One thing I most remember about the talks we got at the archaeological dig at Hippos/Sussita was on amphora and one thing transported in them: Garum
Marketing has been around a long time. What, producers asked themselves, to do with left over fish? How can one transport fish over long distances and therefore increase our clientele? Fish cannot be kept fresh long. Fresh fish tastes best. What to do?
Answer: Boil down stinky leftover fish, transport it in jars, and call it "Garum" and sell it as a wonderful delicacy. Lots of foods are like that. Examples: Throw in all the spoiled meat, maybe some beans, add a lot of hot peppers and call it "chili". Slumgullion must have a similar beginning. I think of "chicken wings" that way today. You take the worst part of the chicken, a part that was often thrown away or made into dog food. When my mom cooked the whole chicken in the poorer days of my youth, my dad would graciously eat the wings, leaving for us children the better parts, the thigh, breast, and leg. I'm not sure who ate the backs. But some enterprising food merchant created sauces and brazenly touted "Chicken Wings" as a delicacy. Well, it is if you believe it. Some rich people will eat most anything if it costs a lot and has a fancy name, see caviar (fish eggs).

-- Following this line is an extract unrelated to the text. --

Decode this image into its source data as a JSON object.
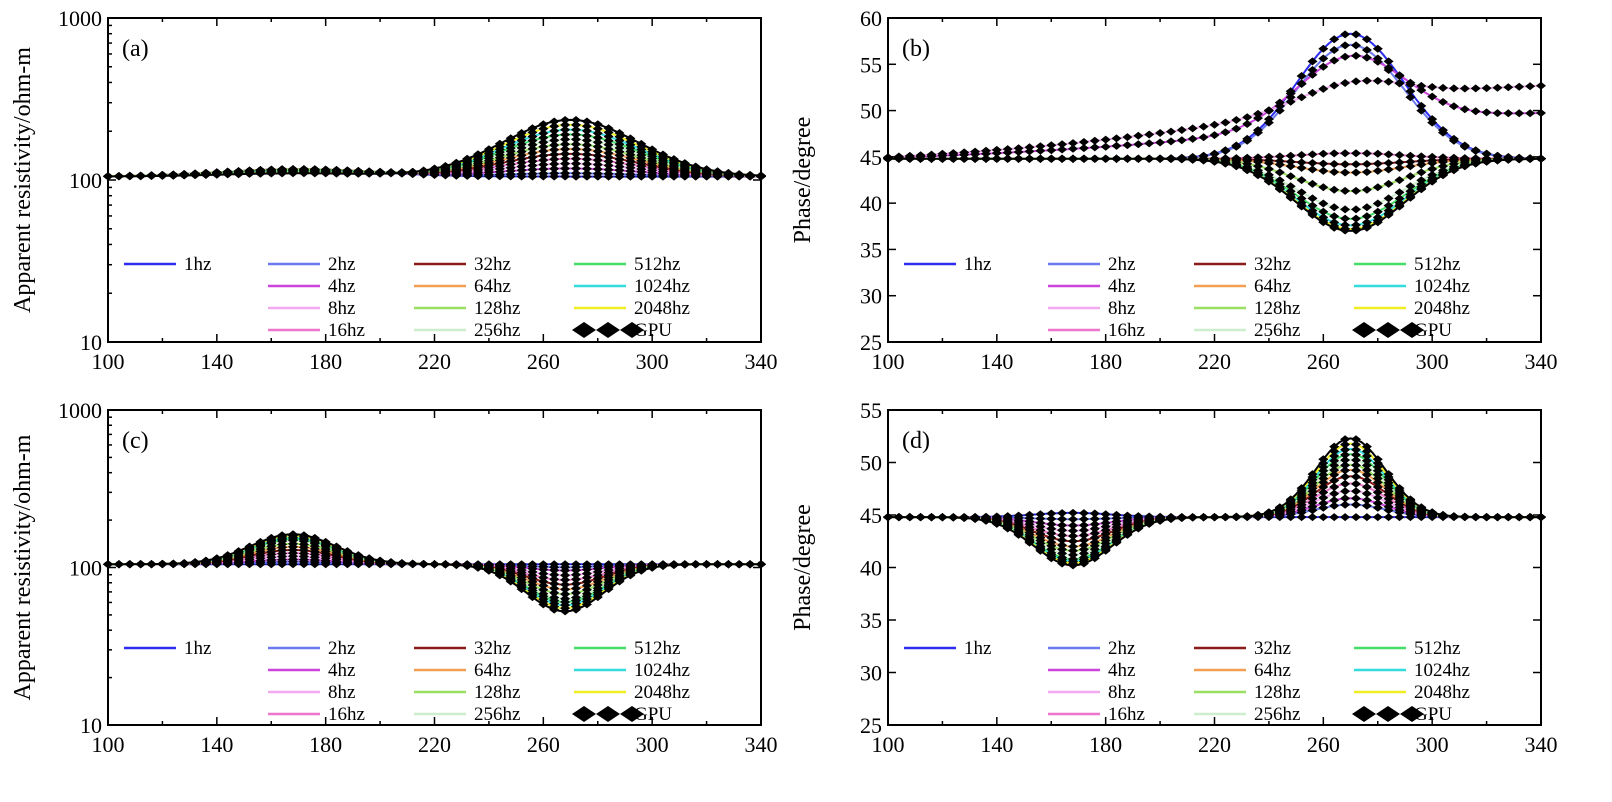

Anyway GARUM is an early marketing ploy brilliantly conceived and readily accepted by rich and poor alike in Roman culture for many centuries. There was a rich version using real fish, costing like caviar and a poorer sauce using mostly water and fish heads and such sold for poor people to flavor their food. But essentially it is rotten fish boiled in water. There is no other way to see it. In order to travel long distances by boat it can be no other way. It cannot be fresh. Marketers are great at simply renaming things. They touted this as an advantage, not as rotten but as a delicacy. People bought it for many generations. I say it was brilliant.
Garum, fish sauce, was shipped throughout the Mediterranean area in the bottoms of ships in strange looking pots called amphora (amphorae). These pots had double handles for easy moving, narrow mouths to be easily stoppered, and pointed bottoms to stack more easily. In ship bottoms they would double as ballast, keeping the boat upright in heavy weather.
These strange looking jars were actually very practical. They too were used for centuries. I think they evolved because of the Mediterranean Sea's longish narrow shape, a great natural canal used for trading and shipping goods by sea. Most people lived by the sea in Roman and Greek times. The longest portion of a trading travel would be by ship and not by land. So trading vessels were adapted to boats more than to land transportation methods.